An early assignment to the Senate Foreign Relations Committee, the friendly interest of Arkansas's late Joe Robinson, a trip to Europe and one look at Hitler rounded Claude Pepper into what he was last week. He was still conservative in his dress, sometimes forthright, sometimes grandiloquent, in his speech. He was not well liked in the Senate, had no great influence there. Yet he had a certain importance. His importance was due less to him than to his colleagues: of the 96, Claude Pepper was the only one whom Franklin Roosevelt considered anywhere near fit to expound the Administration's foreign and defense policies.
Claude Pepper brought to this task a consuming conviction that Adolf Hitler was out to destroy U. S. Democracy. Senator Pepper therefore believed that the U. S. should do everything practicable to destroy Hitler first, told the Senate so nearly every working day. Up to last week, he had not come out for declaring war. He had been for 1) maximum aid to the Allies; 2) sending U. S. military planes to the British; 3) sending destroyers to the British; 4) giving President Roosevelt any powers necessary to mobilize the U. S. for defense; 5) conscription.
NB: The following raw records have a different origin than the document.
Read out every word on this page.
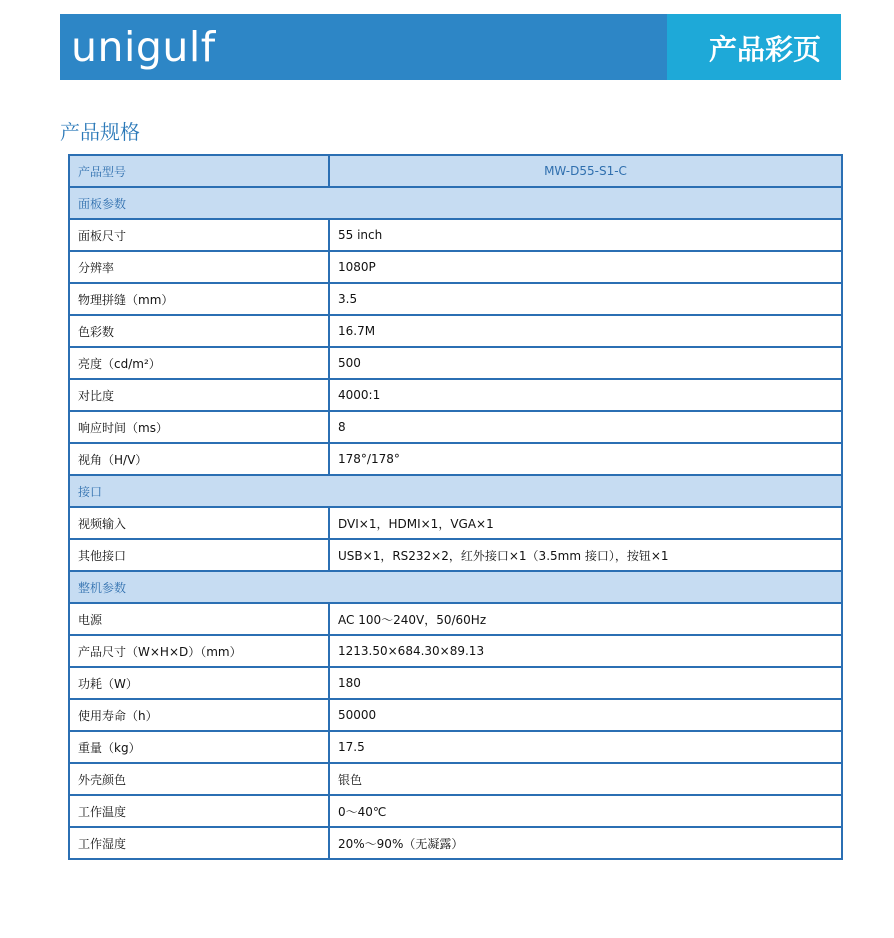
unigulf	产品彩页
产品规格
产品型号	MW-D55-S1-C
面板参数	
面板尺寸	55 inch
分辨率	1080P
物理拼缝（mm）	3.5
色彩数	16.7M
亮度（cd/m²）	500
对比度	4000:1
响应时间（ms）	8
视角（H/V）	178°/178°
接口	
视频输入	DVI×1，HDMI×1，VGA×1
其他接口	USB×1，RS232×2，红外接口×1（3.5mm 接口），按钮×1
整机参数	
电源	AC 100～240V，50/60Hz
产品尺寸（W×H×D）（mm）	1213.50×684.30×89.13
功耗（W）	180
使用寿命（h）	50000
重量（kg）	17.5
外壳颜色	银色
工作温度	0～40℃
工作湿度	20%～90%（无凝露）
Last week Claude Pepper got more attention than usual. Swarming over Capitol Hill were women who called themselves variously the "Mothers of the United States of America" and the "Congress of American Mothers." They surrounded Claude Pepper in a Senate reception room, shrilly denounced him for espousing conscription, later strung up a coconut-headed effigy of him from a tree in the Capitol Plaza. Of their number also were nine black-veiled women who sat in the reception room adjoining the Senate chamber day-in-&-day-out, warring on Senate nerves. Capitol police presented the effigy to the original Claude Pepper, who then got off one of his few short speeches: ". . . These women, like all other Americans, are sincere in their patriotism . . . their hanging me in effigy is a splendid demonstration of what we all desire--freedom of speech and freedom of action. . . ." Generous Mr. Pepper later thought things over, solemnly informed the Senate next day: ". . . Sometimes we do not know when we are being made the instruments of sinister forces, designed to accomplish not good but evil. . . ."
But his strongest words last week were against the forces of delay in the Senate. Montana's Wheeler, West Virginia's Holt, Michigan's Vandenberg, Clark of Missouri, a loud handful of their supporters continued to berate conscription, rehearse all the arguments that they had used for three weeks, delay a vote. They barely allowed time for the Senate to turn from the conscription bill to authorize the President to call out the National Guard and reserves (a step which will mean something only if the Army gets enough men for the Guard to train).
By week's end, the opposition tactics looked so much like a filibuster that only the oppositionists pretended it was not. Claude Pepper wearied of watching the feckless days pass, said in measured words to a half-empty Senate: "We look back now at the Chamber of Deputies in what was France. They debated; they haggled; they equivocated; they controverted; they hesitated, and they politicked a little, they thought of the next election, and they lost dear France. . . . If we are not willing to make up our minds that we are facing a new kind of a war and a new kind of a world, then I venture to predict, sadly, that we are going to lose that kind of a war and our kind of a world."